Néanmoins, la CEO a décrit comme « très discutable » l’approche de la SIERE pour présenter la demande d’augmentation des frais :

[l]a préoccupation de la CEO est qu’une divulgation en temps opportun de la lettre du ministre à la CEO et aux parties à la proposition de règlement aurait pu éliminer le besoin de présenter cette demande fondée sur le paragraphe 25(1) et la mauvaise volonté en résultant qui semble avoir été reflétée dans les observations reçues. Une telle divulgation aurait probablement provoqué des efforts pour permettre la reconnaissance de la lettre en retardant l’approbation par la CEO de toute proposition de règlement jusqu’à ce que les nouveaux renseignements, qui pourraient entraîner des coûts imprévus, deviennent disponibles et soient traités dans la conférence de règlement. La CEO fait également remarquer qu’une proposition de règlement émanant d’une telle conférence aurait fort bien pu prévoir une « porte de sortie » pour permettre l’examen des répercussions financières de la lettre du ministre lorsque les évaluations des coûts appropriées ont été effectuées et que le plan d’activités a été approuvé par le ministre. Une telle ligne de conduite aurait été conforme à un objectif principal d’une conférence de règlement visant à parvenir à un règlement dans l’intérêt public et avec l’accord de toutes les parties prenantes.

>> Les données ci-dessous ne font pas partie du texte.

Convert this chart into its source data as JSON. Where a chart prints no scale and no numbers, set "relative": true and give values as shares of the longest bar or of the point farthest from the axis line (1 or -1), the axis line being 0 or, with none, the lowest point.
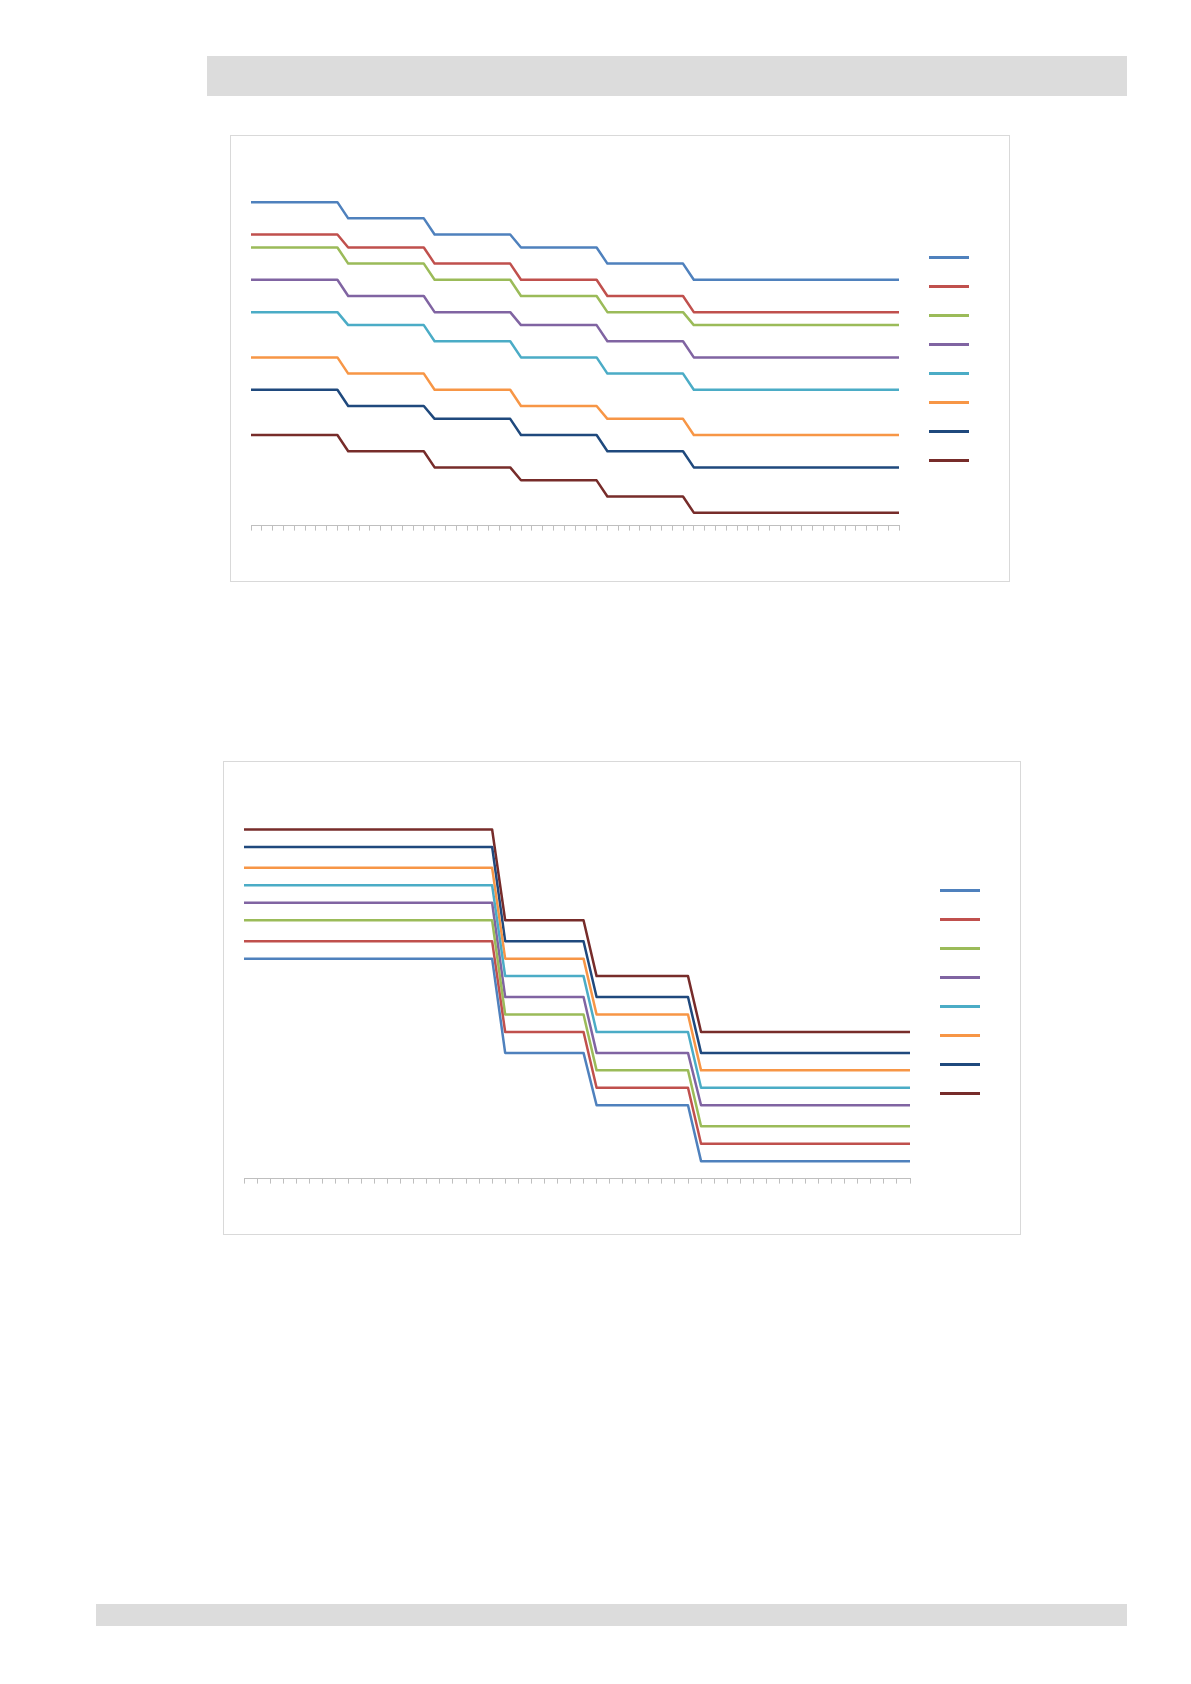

[…] il n’était pas interdit à la SIERE d’aviser les parties à la proposition de règlement que la lettre du ministre allait probablement exiger des dépenses supplémentaires, et il est clair que cette exigence était connue avant que la CEO ne rende sa décision sur l’instance EB-2022-0318.

[…]

La réussite des conférences de règlement convoquées par la CEO dépend de la divulgation complète de tous les renseignements pertinents et d’une discussion franche des enjeux (une discussion qui ne peut être mentionnée dans l’instance en dehors de la conférence) et d’une compréhension commune des résultats par les parties. Dans ce cas, le processus choisi par la SIERE pour mettre en œuvre les initiatives énoncées dans la lettre du ministre pourrait entraîner de graves conséquences pour les futures conférences de règlement si les parties ont perdu confiance dans la transparence et la rapidité de la communication de l’information [traduction][12].

Les questions soulevées dans la demande d’augmentation des frais portaient principalement sur l’interprétation législative et contractuelle du mécanisme de rajustement. Cependant, une question fondamentale qui n’a pas été soulevée était de savoir si la SIERE a agi de façon contraire à son obligation de s’acquitter de ses obligations contractuelles en vertu de l’entente de règlement de bonne foi.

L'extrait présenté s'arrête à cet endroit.